Hello,
Using PostgreSQL 8.2, I have "atable" one of whose columns reference a
column in "othertable". I see serialization failures as a result of
*inserts* to atable in the context of:
'"SELECT 1 FROM ONLY othertable x WHERE "otherid" = $1 FOR SHARE OF
x" ' in 'INSERT INTO atable (otherid, col2, col3) VALUES (.., ..,
..)'
My interpretation is that the acquisition of a lock on the row in
question is due to the enforcement of the foreign key constraint, and
that, combined with the fact that this locking is performed on a
per-row level, this creates a conflict with any concurrent transaction
updating that row in othertable, regardless of whether 'otherid' is
touched.
First off, is this correct?
If yes:
To me, it would be advantegous if "bogus" conflicts were not generated
like this. Although I realize that serializable transactions are
subject to retries, one still tends to design transactions
specifically to avoid generating conflicts. It is useful to know that
a particular transaction is guaranteed to not generate serialization
failures. And if that is not possible, than at least minimizing the
risk is useful.
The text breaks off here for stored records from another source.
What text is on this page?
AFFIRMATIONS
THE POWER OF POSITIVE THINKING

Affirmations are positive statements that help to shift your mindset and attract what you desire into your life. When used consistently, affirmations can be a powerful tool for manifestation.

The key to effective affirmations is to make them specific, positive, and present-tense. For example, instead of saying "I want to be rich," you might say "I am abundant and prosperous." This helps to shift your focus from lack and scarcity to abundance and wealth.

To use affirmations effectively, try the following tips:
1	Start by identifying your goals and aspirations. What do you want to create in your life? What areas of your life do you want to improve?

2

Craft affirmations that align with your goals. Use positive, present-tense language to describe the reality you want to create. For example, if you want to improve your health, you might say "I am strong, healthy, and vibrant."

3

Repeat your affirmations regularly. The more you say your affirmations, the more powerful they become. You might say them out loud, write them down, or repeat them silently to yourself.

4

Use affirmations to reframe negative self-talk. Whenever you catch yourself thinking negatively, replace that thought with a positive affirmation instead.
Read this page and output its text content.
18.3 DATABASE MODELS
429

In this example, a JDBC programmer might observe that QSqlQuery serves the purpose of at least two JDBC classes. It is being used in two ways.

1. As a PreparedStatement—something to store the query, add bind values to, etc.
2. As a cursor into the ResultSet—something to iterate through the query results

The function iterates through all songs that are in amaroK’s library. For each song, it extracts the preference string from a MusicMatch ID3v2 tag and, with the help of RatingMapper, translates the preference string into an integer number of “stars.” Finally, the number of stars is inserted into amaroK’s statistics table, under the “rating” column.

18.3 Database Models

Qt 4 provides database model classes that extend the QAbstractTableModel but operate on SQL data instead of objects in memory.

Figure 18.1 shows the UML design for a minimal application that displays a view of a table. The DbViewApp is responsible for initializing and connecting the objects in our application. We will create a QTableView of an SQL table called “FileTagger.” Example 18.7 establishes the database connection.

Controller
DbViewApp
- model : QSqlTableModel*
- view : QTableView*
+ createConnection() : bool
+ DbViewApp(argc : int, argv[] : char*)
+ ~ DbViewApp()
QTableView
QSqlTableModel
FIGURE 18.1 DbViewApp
Normally, an INSERT is conflict-free and it would be
nice to keep it that way.
Unfortunately, the introduction of enforced referential integrity has
this negative side effect.
If my interpretation above is correct; is the use of row-level locking
due to:
(1) it being mandated by a standard?
(2) "cell"-level beinginefficient?
(3) no one having implemented "cell"-level locking?
(4) there being a problem with having a DELETE correctly
conflict with a "cell"-level lock?
(*) something else?
In short, I am wondering whether this behavior is intended or a
side-efffect of implementation details.